Meski Titipol mengaku tidak merasa “terlalu optimis” dengan proses pembentukan pemerintahan, dia tetap terdorong oleh dukungan besar untuk Move Forward.
Selain meraih kursi yang dipilih langsung paling banyak, partai tersebut juga meraih suara rakyat. Sekitar 14,3 juta orang dari 39 juta yang muncul untuk pemilihan hari Minggu memilih Maju dalam pemungutan suara nasional untuk kursi daftar partai.
Sedangkan Pheu Thai mendapatkan 10,9 juta suara.
Move Forward bahkan mengambil suara populer di daerah-daerah di mana kandidatnya untuk daerah pemilihan lokal kalah dari partai-partai yang berpihak pada militer. Misalnya, di timur laut provinsi Buri Ram, di mana Bhumjaithai memenangkan semua 10 kursi yang dipilih langsung, Majulah yang memenangkan suara populer.
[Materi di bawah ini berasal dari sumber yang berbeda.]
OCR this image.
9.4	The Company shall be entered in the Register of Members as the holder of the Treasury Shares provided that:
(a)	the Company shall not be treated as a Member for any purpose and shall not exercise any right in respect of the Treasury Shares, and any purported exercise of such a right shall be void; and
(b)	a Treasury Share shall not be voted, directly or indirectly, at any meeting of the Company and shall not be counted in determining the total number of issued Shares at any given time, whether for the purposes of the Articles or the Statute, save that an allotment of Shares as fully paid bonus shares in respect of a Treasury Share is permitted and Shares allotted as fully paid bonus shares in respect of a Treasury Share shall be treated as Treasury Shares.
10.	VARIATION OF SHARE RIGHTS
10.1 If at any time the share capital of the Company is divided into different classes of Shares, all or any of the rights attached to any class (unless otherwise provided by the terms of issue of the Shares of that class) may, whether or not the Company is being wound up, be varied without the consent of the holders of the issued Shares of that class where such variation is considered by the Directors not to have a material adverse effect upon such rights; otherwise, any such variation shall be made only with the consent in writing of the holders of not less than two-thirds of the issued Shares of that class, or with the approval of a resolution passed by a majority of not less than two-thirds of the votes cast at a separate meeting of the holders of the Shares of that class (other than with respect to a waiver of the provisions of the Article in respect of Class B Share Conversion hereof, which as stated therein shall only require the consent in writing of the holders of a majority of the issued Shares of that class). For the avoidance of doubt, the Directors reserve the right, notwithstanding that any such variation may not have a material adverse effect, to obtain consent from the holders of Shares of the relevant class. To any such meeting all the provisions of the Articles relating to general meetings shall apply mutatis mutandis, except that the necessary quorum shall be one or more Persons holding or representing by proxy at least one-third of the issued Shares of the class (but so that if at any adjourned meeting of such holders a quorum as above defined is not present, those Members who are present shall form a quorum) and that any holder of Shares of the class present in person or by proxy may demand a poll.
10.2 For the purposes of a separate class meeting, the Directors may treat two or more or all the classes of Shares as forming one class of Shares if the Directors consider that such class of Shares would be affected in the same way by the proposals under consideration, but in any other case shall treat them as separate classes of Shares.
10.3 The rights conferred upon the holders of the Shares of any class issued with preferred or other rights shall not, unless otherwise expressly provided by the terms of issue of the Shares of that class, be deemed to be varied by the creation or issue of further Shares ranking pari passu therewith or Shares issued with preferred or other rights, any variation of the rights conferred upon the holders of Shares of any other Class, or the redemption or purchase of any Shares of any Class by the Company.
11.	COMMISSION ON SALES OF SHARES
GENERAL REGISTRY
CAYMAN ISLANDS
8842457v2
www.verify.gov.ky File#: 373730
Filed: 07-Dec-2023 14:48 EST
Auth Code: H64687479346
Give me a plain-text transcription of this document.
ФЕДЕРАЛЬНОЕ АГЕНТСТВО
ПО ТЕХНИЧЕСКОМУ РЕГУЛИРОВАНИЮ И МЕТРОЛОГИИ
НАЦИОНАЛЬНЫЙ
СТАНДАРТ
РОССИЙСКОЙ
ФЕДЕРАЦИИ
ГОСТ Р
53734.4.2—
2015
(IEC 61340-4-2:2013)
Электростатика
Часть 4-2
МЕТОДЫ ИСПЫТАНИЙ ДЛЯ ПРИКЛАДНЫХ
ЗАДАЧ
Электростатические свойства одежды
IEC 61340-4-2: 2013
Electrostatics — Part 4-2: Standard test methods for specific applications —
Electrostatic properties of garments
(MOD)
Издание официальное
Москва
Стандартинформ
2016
Itu memiliki 238.341 suara dibandingkan dengan 168.209 suara Bhumjaithai, menurut surat kabar The Nation.
“Ini adalah titik balik besar bagi Thailand,” kata Titipol, memperingatkan bahwa setiap upaya Pheu Thai atau Senat untuk menghentikan pemerintahan yang dipimpin MFP membawa risiko.
Pheu Thai akan mempertaruhkan “seluruh masa depannya dalam politik”, sementara setiap langkah Senat untuk menentang keinginan pemilih akan memicu protes massal, terutama oleh kaum muda, katanya.
“Angkatan Darat juga tidak mudah melakukan kudeta kali ini karena mereka melihat energi dan kekuatan pendukung Maju cukup berbeda,” ujarnya.
Bergerak maju juga terlihat percaya diri dapat mengubah kemenangannya yang luar biasa menjadi kekuatan.
Ketika ditanya apakah MFP khawatir tentang tindakan terhadap dirinya atau partainya, Pita mengatakan kepada wartawan pada hari Senin bahwa dia “tidak khawatir”.
“Tapi saya tidak acuh,” katanya. “Dengan konsensus yang keluar dari pemilu, akan ada harga yang cukup mahal yang harus dibayar bagi seseorang yang berpikir untuk membatalkan hasil pemilu, atau membentuk pemerintahan minoritas,” dia mengingatkan.
“Dan saya pikir rakyat Thailand tidak akan membiarkan itu terjadi.”